New Writing: by Jane McCarthy (Epilogue) and Arnold Thomas Fanning (Shafted)
by Fintan Walsh Reviewed 29 August
New Writing at The New Theatre is a week long initiative of new plays by emerging writers. In what promises to mark an on-going commitment to staging new work, the programme features short plays by Jane McCarthy and Arnold Thomas Fanning.
In McCarthy’s Epilogue, Henry (Harrington) wakes in the waiting room between life and death, where a presiding lawyer (McDonough) introduces him to significant people in his life, presumably for one last time. With more than a nod to A Christmas Carol, Henry is forced to reckon with his dark deeds, repressed memories, and personal disappointments. He comes face to face with family and friends, including himself as a child (Norton). At this point it emerges that throughout his youth he wanted to be a writer, and somewhere along the line, it all went horribly, horribly wrong, and he ended up working in business.
While the setting for McCarthy’s play is evocative, it almost inevitably produces easy sentiment by offering a space in which all things can finally be understood. In effect, the only tension staged here is regret, which is less affecting when there is no opportunity for change, or even interaction with real characters. All that is left for Henry to do is walk through a mysterious door at the back of the set, which he is predictably, and repeatedly, reluctant to do. In the end, the greatest surprise is that somebody from the audience doesn’t hop up and give him a helping push.
Overall, the performances are sound, and Harrington does his best with the material, although the concept feels strained, and for a so-called new writer, disappointingly old.
Shafted, by contrast, pivots on a more interesting dilemma. Outside a Broadway theatre in New York, Jack O’Donnell (also called Jack Malley in the programme, played by Keane) is basking in the success of his play’s run during intermission. He is joined by Henry “Head” (Patterson), an old college friend who has dropped by to claim copyright, as you do. Back in the day, the boys discussed ideas for plays, but only O’Donnell ever wrote them down. In his defence, Henry claims that he could never document his ideas in this way, because of his dyslexia. Nonetheless, he maintains that he is co-author of the current production, and is set on getting due recognition. The action rapidly shifts from cheeky banter to physical violence when O’Donnell fears that Henry will destroy his reputation.
The writing in this piece is quick and quirky, and the concept of a discussion over authorship is both novel and thought provoking. When Henry challenges Jack to an arm wrestling competition to settle their differences, and suggests writing a play about the subject, you can’t help thinking that Fanning might actually do service to this topic too. On the downside, in this offering the murderous conclusion is so obvious from the outset that it is hard to take all the intermittent dialogue as anything but filling.
Nonetheless, the performances here are strong, with both actors successfully managing the rapid escalation of tension.
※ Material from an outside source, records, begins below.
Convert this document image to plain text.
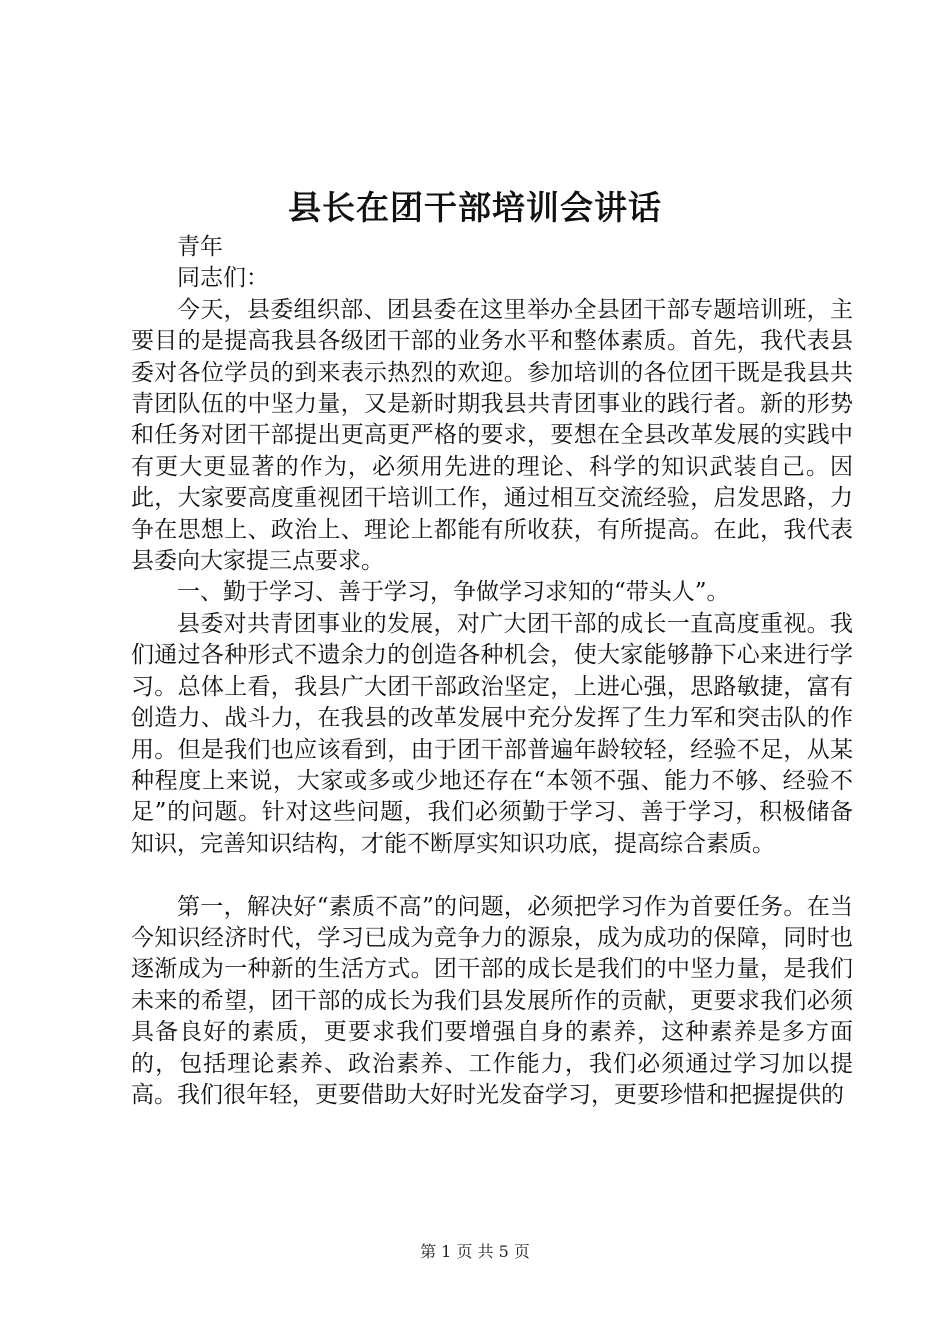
县长在团干部培训会讲话

青年

同志们：

今天，县委组织部、团县委在这里举办全县团干部专题培训班，主要目的是提高我县各级团干部的业务水平和整体素质。首先，我代表县委对各位学员的到来表示热烈的欢迎。参加培训的各位团干既是我县共青团队伍的中坚力量，又是新时期我县共青团事业的践行者。新的形势和任务对团干部提出更高更严格的要求，要想在全县改革发展的实践中有更大更显著的作为，必须用先进的理论、科学的知识武装自己。因此，大家要高度重视团干培训工作，通过相互交流经验，启发思路，力争在思想上、政治上、理论上都能有所收获，有所提高。在此，我代表县委向大家提三点要求。

一、勤于学习、善于学习，争做学习求知的“带头人”。

县委对共青团事业的发展，对广大团干部的成长一直高度重视。我们通过各种形式不遗余力的创造各种机会，使大家能够静下心来进行学习。总体上看，我县广大团干部政治坚定，上进心强，思路敏捷，富有创造力、战斗力，在我县的改革发展中充分发挥了生力军和突击队的作用。但是我们也应该看到，由于团干部普遍年龄较轻，经验不足，从某种程度上来说，大家或多或少地还存在“本领不强、能力不够、经验不足”的问题。针对这些问题，我们必须勤于学习、善于学习，积极储备知识，完善知识结构，才能不断厚实知识功底，提高综合素质。

第一，解决好“素质不高”的问题，必须把学习作为首要任务。在当今知识经济时代，学习已成为竞争力的源泉，成为成功的保障，同时也逐渐成为一种新的生活方式。团干部的成长是我们的中坚力量，是我们未来的希望，团干部的成长为我们县发展所作的贡献，更要求我们必须具备良好的素质，更要求我们要增强自身的素养，这种素养是多方面的，包括理论素养、政治素养、工作能力，我们必须通过学习加以提高。我们很年轻，更要借助大好时光发奋学习，更要珍惜和把握提供的

第 1 页 共 5 页
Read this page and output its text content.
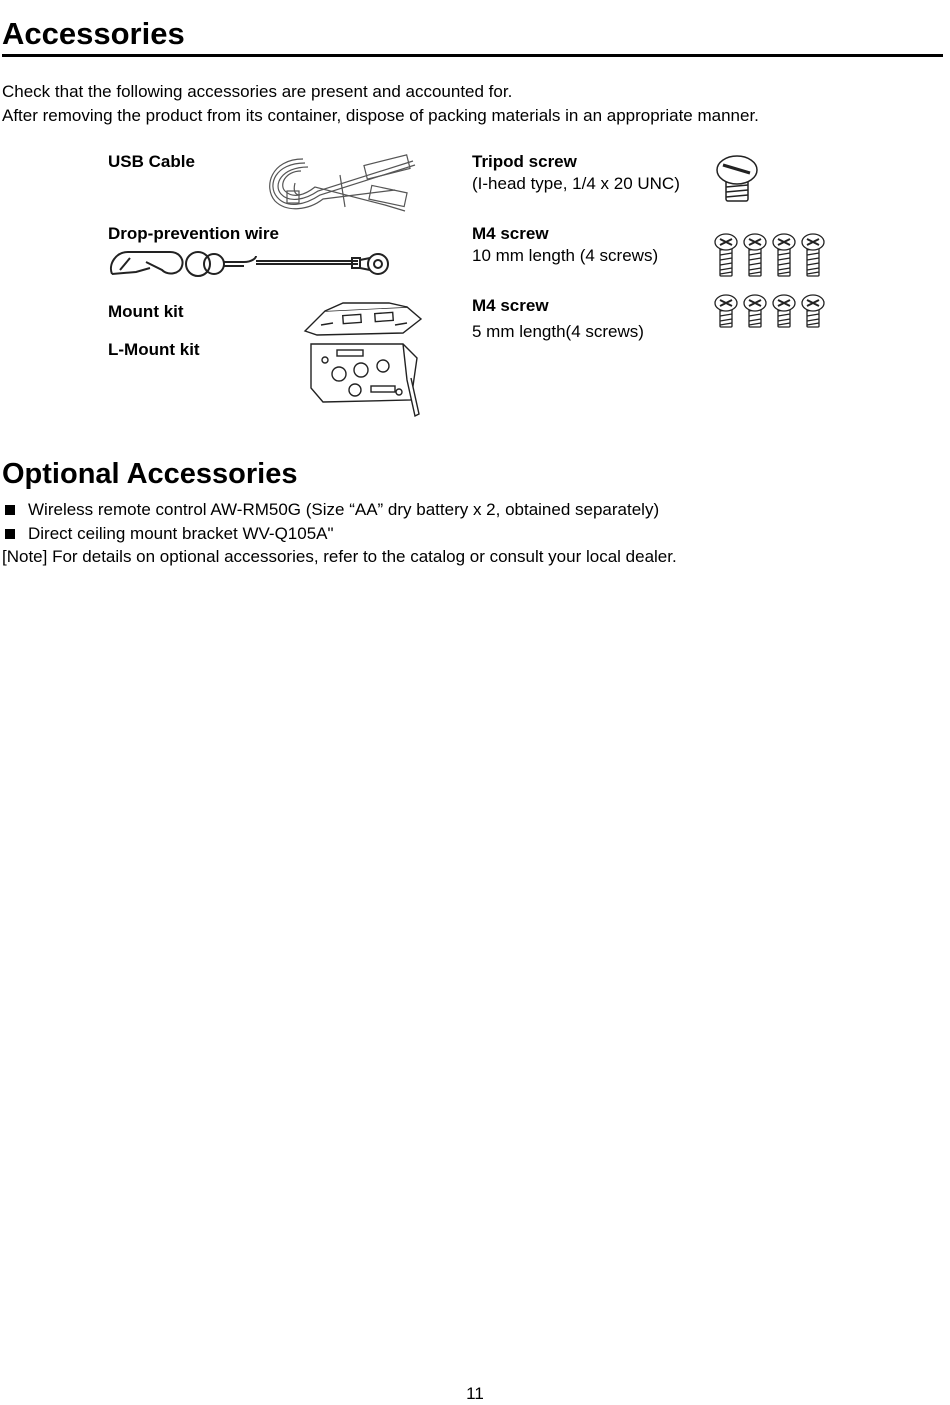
Accessories
Check that the following accessories are present and accounted for.
After removing the product from its container, dispose of packing materials in an appropriate manner.
USB Cable	Tripod screw
(I-head type, 1/4 x 20 UNC)
Drop-prevention wire	M4 screw
10 mm length (4 screws)
Mount kit
L-Mount kit
M4 screw
5 mm length(4 screws)
Optional Accessories
Wireless remote control AW-RM50G (Size “AA” dry battery x 2, obtained separately)
Direct ceiling mount bracket WV-Q105A"
[Note] For details on optional accessories, refer to the catalog or consult your local dealer.
11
The stage for both plays is sparsely dressed, and apart from some essential items of furniture, little attention is given to production values. Interestingly, both pieces explore an anxiety around writing, which may well have something to do with the fears of a fledgling playwright: in Epilogue, the protagonist wishes he left business and devoted his life to being a writer, and in Shafted, the fear and messy consequences of plagiarism takes centre stage.
In theory, a week of new writing seems like the perfect response to a pre-fringe, recession-compounded lull. Hand over the stage to new writers, and let them fill the auditorium with their families and friends. In many ways this is good business, and I’m sure the artists are not complaining. However, the production does little to convince us that new writing should automatically be “celebrated” as the programme note suggests. Rather, what seems more necessary - the evidence of which is missing here - is that emerging talent is nurtured and refined over a sustained period of time before it is exposed to the public.